Although we’ve known so far that Earth’s inner core is solid, it probably isn’t quite so.
New research based on faint echoes of seismic waves bouncing back from the planet’s depths back to Earth’s surface suggests that the inner core is more diverse than previously thought. The findings suggest that the inner core, which is growing by about one millimeter per year while the liquid outer core solidifies, may have grown faster during earlier periods of Earth’s history.
What’s more, some of the liquid iron may have been trapped inside the solid core, said the study’s lead author Keith Cooper, a seismologist at the University of Utah who was live science quoted.
“A long time ago, the inner core grew very rapidly,” he explained.
“It has reached equilibrium, and after that it grows much more slowly. Meanwhile, not all of the iron has become solid, so it is possible that some liquid iron is trapped in it.”
The Earth’s inner core is a solid ball made primarily of iron and nickel. This inner core, about 2,440 kilometers in diameter, spins inside the outer core, which is a molten furnace of iron and nickel. This continuous vortex creates the planet’s magnetic field.
Over time, the outer core gradually crystallized, but scientists know little about how fast this process happened, which also raises questions about the state of Earth’s magnetic field over time.
There is no way to directly access the core, so Cooper and his team used data from 20 seismometers designed to measure earthquake waves and monitor nuclear weapons tests. They focused on waves generated by earthquakes of magnitude 5.7 or greater, large enough that their vibrations reach the inner core and send faint echoes back to the seismometer. During the research, data from 2,455 such earthquakes were examined.

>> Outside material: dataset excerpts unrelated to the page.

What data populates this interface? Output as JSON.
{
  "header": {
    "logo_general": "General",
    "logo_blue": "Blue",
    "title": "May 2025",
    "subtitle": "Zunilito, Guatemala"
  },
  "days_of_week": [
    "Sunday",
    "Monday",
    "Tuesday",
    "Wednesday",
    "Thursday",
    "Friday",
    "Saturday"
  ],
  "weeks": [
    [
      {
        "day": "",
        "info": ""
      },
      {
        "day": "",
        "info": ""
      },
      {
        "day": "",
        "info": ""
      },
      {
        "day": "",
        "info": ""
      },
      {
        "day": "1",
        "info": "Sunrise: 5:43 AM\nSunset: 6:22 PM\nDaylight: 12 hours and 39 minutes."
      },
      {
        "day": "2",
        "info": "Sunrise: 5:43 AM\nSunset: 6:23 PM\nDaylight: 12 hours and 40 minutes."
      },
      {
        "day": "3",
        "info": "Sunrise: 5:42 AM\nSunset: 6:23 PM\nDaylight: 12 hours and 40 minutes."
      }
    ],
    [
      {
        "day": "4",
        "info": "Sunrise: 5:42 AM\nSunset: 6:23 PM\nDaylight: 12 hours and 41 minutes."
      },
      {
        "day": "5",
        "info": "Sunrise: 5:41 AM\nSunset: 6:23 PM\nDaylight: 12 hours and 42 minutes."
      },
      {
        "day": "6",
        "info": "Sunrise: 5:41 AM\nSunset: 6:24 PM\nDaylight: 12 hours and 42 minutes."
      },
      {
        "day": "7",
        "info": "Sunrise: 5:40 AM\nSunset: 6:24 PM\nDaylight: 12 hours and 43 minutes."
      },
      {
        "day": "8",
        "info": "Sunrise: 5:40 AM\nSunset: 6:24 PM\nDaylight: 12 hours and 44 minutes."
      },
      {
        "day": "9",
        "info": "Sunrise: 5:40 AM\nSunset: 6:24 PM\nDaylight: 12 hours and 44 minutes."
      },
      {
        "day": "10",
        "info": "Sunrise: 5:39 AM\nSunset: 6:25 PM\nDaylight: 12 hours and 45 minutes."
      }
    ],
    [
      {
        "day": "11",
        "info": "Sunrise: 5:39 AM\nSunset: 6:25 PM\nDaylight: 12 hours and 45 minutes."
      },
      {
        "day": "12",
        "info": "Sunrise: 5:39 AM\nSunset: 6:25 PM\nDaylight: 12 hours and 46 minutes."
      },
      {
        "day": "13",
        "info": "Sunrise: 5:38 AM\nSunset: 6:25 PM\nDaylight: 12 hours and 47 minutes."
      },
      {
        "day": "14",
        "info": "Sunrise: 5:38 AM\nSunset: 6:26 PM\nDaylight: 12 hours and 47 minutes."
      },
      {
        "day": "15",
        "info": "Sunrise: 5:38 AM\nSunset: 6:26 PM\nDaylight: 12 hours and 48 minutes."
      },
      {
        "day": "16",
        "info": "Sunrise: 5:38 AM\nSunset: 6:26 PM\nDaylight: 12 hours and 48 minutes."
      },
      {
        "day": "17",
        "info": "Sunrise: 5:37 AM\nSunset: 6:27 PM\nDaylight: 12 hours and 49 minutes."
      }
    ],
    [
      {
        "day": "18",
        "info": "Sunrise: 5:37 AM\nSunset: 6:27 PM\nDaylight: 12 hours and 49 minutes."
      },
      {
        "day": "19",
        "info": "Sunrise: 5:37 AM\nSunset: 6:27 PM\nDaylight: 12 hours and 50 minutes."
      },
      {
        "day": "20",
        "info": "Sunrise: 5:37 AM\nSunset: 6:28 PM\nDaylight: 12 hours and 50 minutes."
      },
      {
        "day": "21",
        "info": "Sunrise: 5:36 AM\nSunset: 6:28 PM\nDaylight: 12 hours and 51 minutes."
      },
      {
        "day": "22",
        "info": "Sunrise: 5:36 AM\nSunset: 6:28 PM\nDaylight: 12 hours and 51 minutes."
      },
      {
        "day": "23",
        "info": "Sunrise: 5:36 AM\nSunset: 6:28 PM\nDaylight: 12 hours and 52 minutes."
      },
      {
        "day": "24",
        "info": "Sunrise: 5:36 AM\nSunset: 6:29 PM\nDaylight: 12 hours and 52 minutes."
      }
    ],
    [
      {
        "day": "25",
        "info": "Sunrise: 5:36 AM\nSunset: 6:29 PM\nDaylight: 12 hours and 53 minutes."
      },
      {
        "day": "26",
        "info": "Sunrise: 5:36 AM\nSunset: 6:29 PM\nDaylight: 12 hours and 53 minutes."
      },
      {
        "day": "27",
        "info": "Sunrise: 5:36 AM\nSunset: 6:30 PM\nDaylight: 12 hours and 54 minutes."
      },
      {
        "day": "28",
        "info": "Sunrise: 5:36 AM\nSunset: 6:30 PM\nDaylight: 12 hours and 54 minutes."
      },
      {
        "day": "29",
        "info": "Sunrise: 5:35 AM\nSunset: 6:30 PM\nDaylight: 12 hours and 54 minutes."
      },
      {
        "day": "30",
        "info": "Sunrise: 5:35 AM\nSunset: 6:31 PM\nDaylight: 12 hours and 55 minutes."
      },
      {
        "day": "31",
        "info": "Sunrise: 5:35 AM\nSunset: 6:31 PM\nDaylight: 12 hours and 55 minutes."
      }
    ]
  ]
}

“The signal that comes from the inner core is very small,” Cooper said.
“It’s about one nanometer in size. What we’re doing is looking for a needle in a haystack. So it’s very difficult to notice these echoes and reflections.”
The most important finding, published in Nature on July 5, is that the composition of the core is “heterogeneous,” meaning diverse. In other words, the inner core did not solidify uniformly and consisted of patches of different textures.
“For the first time, we have confirmed that this type of heterogeneity is ubiquitous within the inner core,” Juaning Pang, a postdoctoral researcher at Cornell University who conducted the research as a postdoctoral fellow at the University of Utah, said in the release.
Seismic waves propagate more as they go deeper into the core, indicating that variance increases near the center of the Earth. Cooper added that this may be related to the rate at which the heart hardens over time.